The Power Index ranks five major capital buckets by relative performance for the short window ending March 12, 2026 (Tue close → Wed close). U.S. Equities are proxied by SPY, Treasuries by IEF, Commodities by DBC, Gold by GLD, and Bitcoin by BTC spot close.
The ranking table changed again. Commodities returned to first place as oil rebounded into the $90–$92 range. U.S. Equities slipped from the top spot back to fourth as the prior session’s relief rally failed to broaden. Gold and Treasuries remained in the middle of the table, and Bitcoin stayed last.
Ranked: The Reversal
Commodities rise back to #1. The rebound in crude restored commodity leadership for this window. The bucket regained control of the table after only one session out of first, confirming that energy sensitivity still carries the strongest relative influence.
Gold holds #2. Defensive demand stayed in place as uncertainty around energy and inflation remained unresolved. Gold again occupied an upper position without overtaking the commodity complex.

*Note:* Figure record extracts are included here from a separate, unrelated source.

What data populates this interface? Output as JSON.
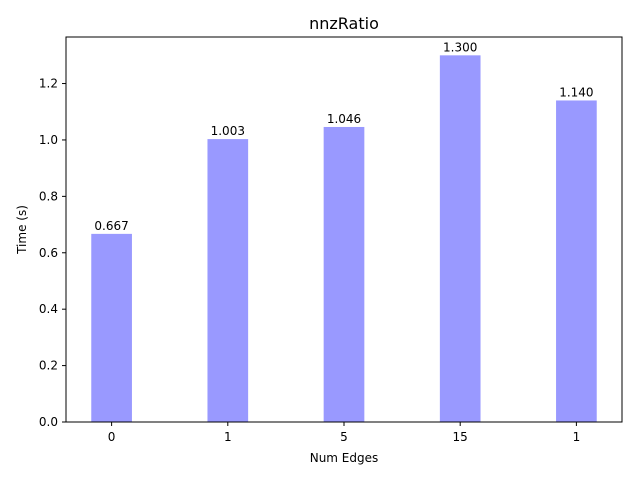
{
  "chart_data": {
    "type": "bar",
    "title": "nnzRatio",
    "xlabel": "Num Edges",
    "ylabel": "Time (s)",
    "categories": [
      "0",
      "1",
      "5",
      "15",
      "1"
    ],
    "values": [
      0.667,
      1.003,
      1.046,
      1.3,
      1.14
    ],
    "value_labels": [
      "0.667",
      "1.003",
      "1.046",
      "1.300",
      "1.140"
    ],
    "ylim": [
      0,
      1.365
    ],
    "yticks": [
      0.0,
      0.2,
      0.4,
      0.6,
      0.8,
      1.0,
      1.2
    ],
    "ytick_labels": [
      "0.0",
      "0.2",
      "0.4",
      "0.6",
      "0.8",
      "1.0",
      "1.2"
    ],
    "bar_color": "#9999ff",
    "grid": false,
    "legend": "none"
  }
}
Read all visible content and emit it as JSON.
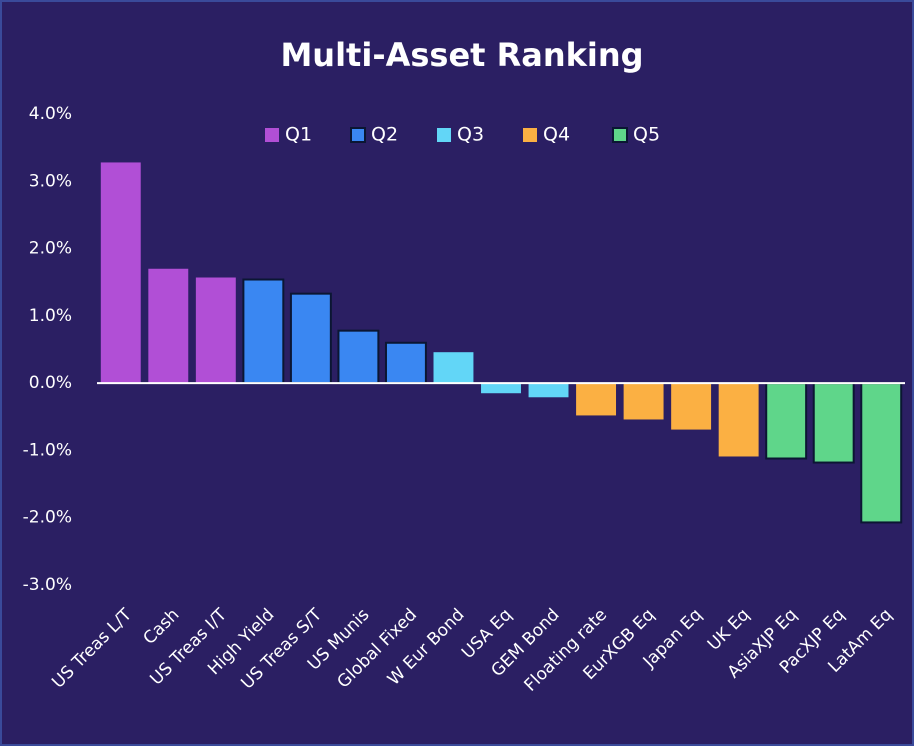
{
  "chart_data": {
    "type": "bar",
    "title": "Multi-Asset Ranking",
    "categories": [
      "US Treas L/T",
      "Cash",
      "US Treas I/T",
      "High Yield",
      "US Treas S/T",
      "US Munis",
      "Global Fixed",
      "W Eur Bond",
      "USA Eq",
      "GEM Bond",
      "Floating rate",
      "EurXGB Eq",
      "Japan Eq",
      "UK Eq",
      "AsiaXJP Eq",
      "PacXJP Eq",
      "LatAm Eq"
    ],
    "series": [
      {
        "name": "Q1",
        "color": "#b14fd6",
        "values": [
          3.28,
          1.7,
          1.57,
          null,
          null,
          null,
          null,
          null,
          null,
          null,
          null,
          null,
          null,
          null,
          null,
          null,
          null
        ]
      },
      {
        "name": "Q2",
        "color": "#3a87f2",
        "edgecolor": "#0b1633",
        "values": [
          null,
          null,
          null,
          1.54,
          1.33,
          0.78,
          0.6,
          null,
          null,
          null,
          null,
          null,
          null,
          null,
          null,
          null,
          null
        ]
      },
      {
        "name": "Q3",
        "color": "#62d6f7",
        "values": [
          null,
          null,
          null,
          null,
          null,
          null,
          null,
          0.46,
          -0.15,
          -0.21,
          null,
          null,
          null,
          null,
          null,
          null,
          null
        ]
      },
      {
        "name": "Q4",
        "color": "#fbb043",
        "values": [
          null,
          null,
          null,
          null,
          null,
          null,
          null,
          null,
          null,
          null,
          -0.48,
          -0.54,
          -0.69,
          -1.09,
          null,
          null,
          null
        ]
      },
      {
        "name": "Q5",
        "color": "#5fd68a",
        "edgecolor": "#0b1633",
        "values": [
          null,
          null,
          null,
          null,
          null,
          null,
          null,
          null,
          null,
          null,
          null,
          null,
          null,
          null,
          -1.12,
          -1.18,
          -2.07
        ]
      }
    ],
    "ylim": [
      -3,
      4
    ],
    "yticks": [
      {
        "value": -3,
        "label": "-3.0%"
      },
      {
        "value": -2,
        "label": "-2.0%"
      },
      {
        "value": -1,
        "label": "-1.0%"
      },
      {
        "value": 0,
        "label": "0.0%"
      },
      {
        "value": 1,
        "label": "1.0%"
      },
      {
        "value": 2,
        "label": "2.0%"
      },
      {
        "value": 3,
        "label": "3.0%"
      },
      {
        "value": 4,
        "label": "4.0%"
      }
    ],
    "grid": false,
    "legend": "top"
  }
}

Treasuries remain #3. The bond bucket continued to reflect stability rather than expansion. Yields stayed contained enough to preserve Treasuries’ position, but not soft enough to move duration into leadership.
U.S. Equities fall to #4. The prior session’s rebound did not extend into a stronger second leg. Relative strength faded as equities moved back below the more defensive and inflation-linked buckets.
Bitcoin remains #5. The crypto bucket again failed to improve its rank. The table continues to show weak participation from speculative capital even when headline equity volatility moderates.
Contribution dispersion moved back toward the hard-asset side of the table. The brief equity-led shift did not persist. Commodity leadership returned quickly, and the rest of the hierarchy largely stayed intact around it.
Positional Takeaways
Commodities return to #1 — energy strength again leads the table.
Gold remains #2 — defensive participation continues.
Treasuries remain #3 — duration stays stable but secondary.
U.S. Equities fall to #4 — the rebound lost relative force.
Bitcoin remains #5 — speculative participation still ranks last.
The structure rotated back. Commodity leadership reasserted itself, while equities failed to hold the top position for more than one window. The broader hierarchy remains selective, with Bitcoin still disconnected from the leading groups.